Y ¿Cómo no se había dado cuenta? No se consideraba un mujeriego, pero se había acostado con el suficiente número de mujeres como para reconocer un beso inexperto. Pero se había dejado llevar en ambas ocasiones. Le gustaba tener el control y Paula le había permitido que lo hiciese, señal que él había interpretado como que eran compatibles, nada más. Lo que no entendía era por qué el hecho de que fuese virgen lo excitase todavía más. Aquel era un tema que nunca le había interesado, pero lo cierto era que la idea de ser el primer amante de ella no podía gustarle más. Se pasó la mano por el pelo. Cuanto más la conocía, más cuenta se daba de que estaba ante el ser extraño que ella misma admitía ser, pero la única manera de comprobar si de verdad era virgen era acostándose con ella. Pero, si era virgen, no debía tocarla. Aquella paradoja no iba a torturarlo en absoluto.
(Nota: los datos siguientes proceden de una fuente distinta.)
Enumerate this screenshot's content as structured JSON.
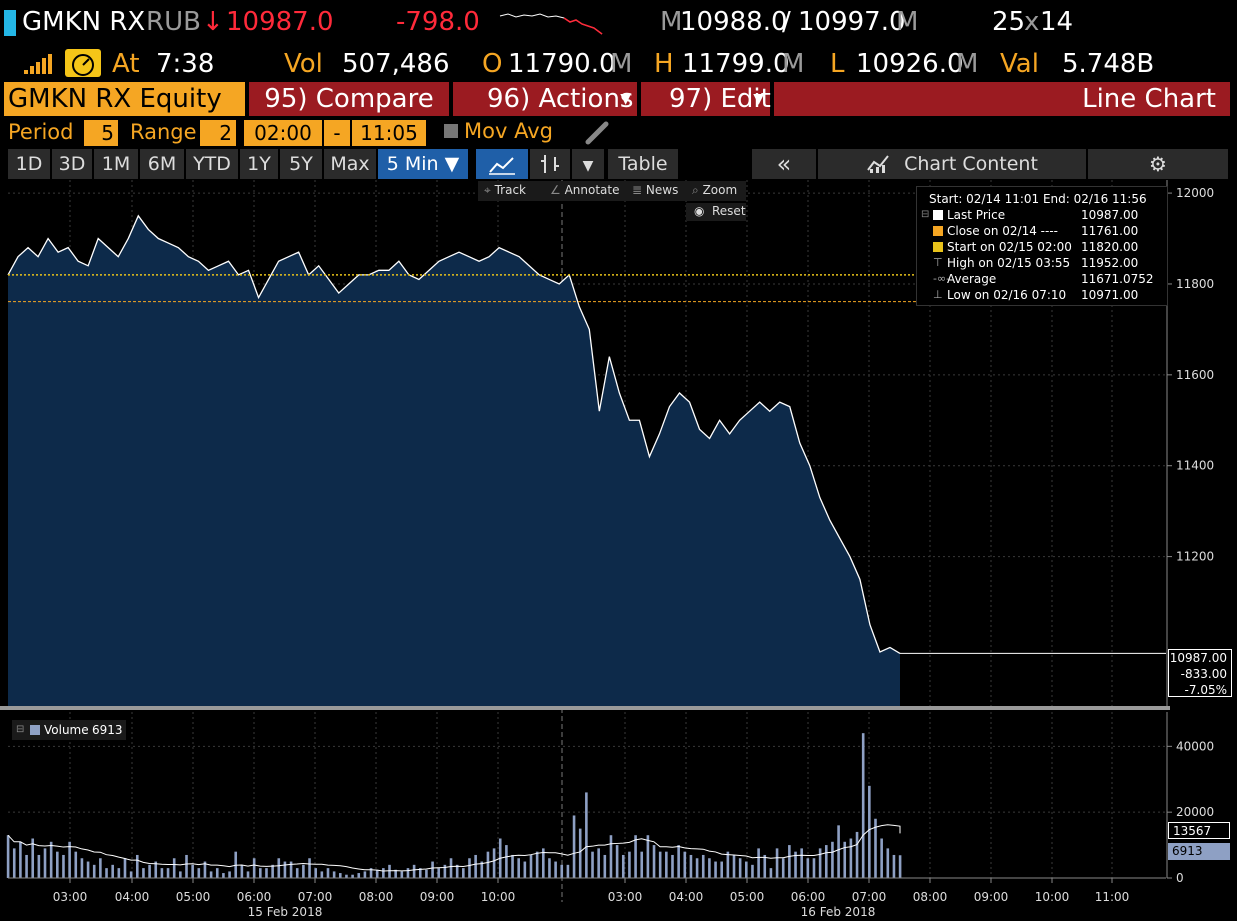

Paula se apresuró a cambiarse de ropa, aterrada con la idea de que Pedro saliese y la viese desnuda. Y volviese a rechazarla. En el fondo, sabía que, gracias a él, no había hecho algo impulsivo e imprudente, pero, aun así, no podía evitar sentirse rechazada. Como si hubiese hecho algo indebido. O, todavía peor, como si hubiese hecho algo le que hubiese repugnado. Se puso los pantalones y se los ató a la cintura, pero aun así se le bajaron hasta las caderas. Solo tuvo que darle dos vueltas a la cinturilla para que le quedasen bien de largos, ya que era casi tan alta como Pedro. La camisa también le quedaba grande y se la tuvo que remangar, pero era de un tejido muy suave y olía a él, cosa que la desconcertó y le gustó al mismo tiempo. Salió a la cabina, se sentó en uno de los sillones y estudió el panel que había sobre el brazo. El sillón se podía reclinar y daba varios tipos de masajes. Además, tenía una opción de calor y otra de frío. También podía controlar desde allí la televisión, la música, las luces y llamar a la azafata. Había varias pantallas con las instrucciones de seguridad y un mensaje del piloto dándoles la bienvenida a bordo. Y la cuenta atrás del despegue. Al parecer, el aparato se pondría en marcha en setenta y ocho segundos. Pedro apareció con el pelo húmedo, como si se acabase de duchar. Apartó la bolsa que había encima del otro sillón, la dejó en el suelo y se sentó.
–Es para que juegues durante el viaje.
–¿Es este tu sitio? Supongo que ese es el motivo por el que el panel tiene tantas opciones. Lo siento.
Se dispuso a desabrocharse el cinturón.
–Son los dos sillones iguales –le respondió él, haciéndole un gesto para que no se moviese.
La azafata apareció con un vaso en una bandeja de plata y se lo ofreció a Pedro.
–¿Quiere champán, limonada con lavanda o, tal vez, un capuchino?
–Agua está bien –le contestó Paula.
–¿Con gas o del glaciar Ártico?
Paula miró a Pedro con la esperanza de que este le explicase a la azafata que no hacía falta que la tratase con tanta deferencia.
–Agua mineral canadiense –dijo éste–. Y Paula no tomará marisco.
–Gracias, señor. Ya hemos tenido eso en cuenta. El piloto está preparado para despegar si usted también lo está.
–Gracias.
La azafata desapareció y el avión empezó a moverse por la pista.
Paula no supo cómo empezar a hablar con él de lo que había ocurrido en la habitación. Bajó la vista y la posó en la bolsa, que despertó su curiosidad. Dentro parecía haber varias cajas con el logotipo del dragón dorado de Pedro.
–Adelante –la alentó éste, dando un sorbo a su vaso mientras la observaba.